Wanting gun reform doesn’t mean draconian measures and taking everyone’s guns away. But it really shouldn’t be impossible to have stricter background checks and not have it be so easy to get weapons that  only belong on a battlefield.

There are compromise positions and we need to have more people start to recognize that. It could be that the underlying tie that binds all of this together is respect. Respect for life, respect for each other, and respect for other ideas. It feels like the last several years have seen such an obsession with self that now “freedom” seems to mean not having to care at all about the people around you and the society that is supposed to nurture all of us.
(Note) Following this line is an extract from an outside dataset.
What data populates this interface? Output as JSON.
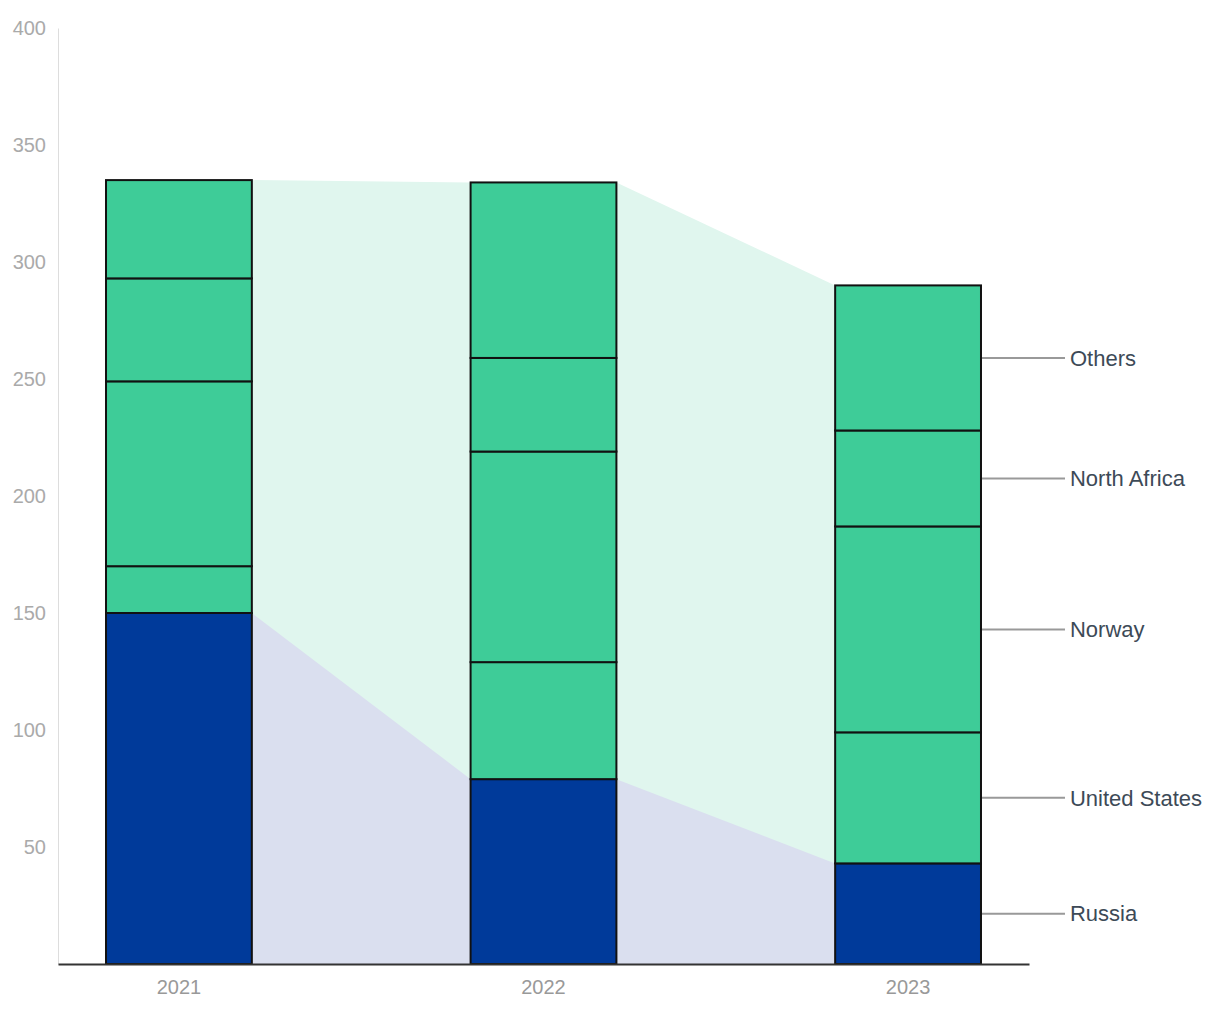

As a country, we have always looked with nostalgic awe on the Greatest Generation in World War II, and the efforts that led us to the moon in the 1960s. Those were both examples of common purpose and people still being free but freely contributing to common purpose that raises us all. It’s time to do that again. If we can start to look at all people, no matter what they look like, who they love or where they’re from, with respect and care, maybe we can actually achieve a truly just society where all of us can be our best selves and our children can thrive.

The verdict yesterday is nothing to celebrate. It is a moment born of tragedy, and it is that loss of life happening before our eyes that has made this so real. No one wanted this. As has been said, this moment isn’t justice, because justice would mean George Floyd being alive. But at least it wasn’t injustice, and maybe that’s a start. And from here, we can keep on working for a better tomorrow.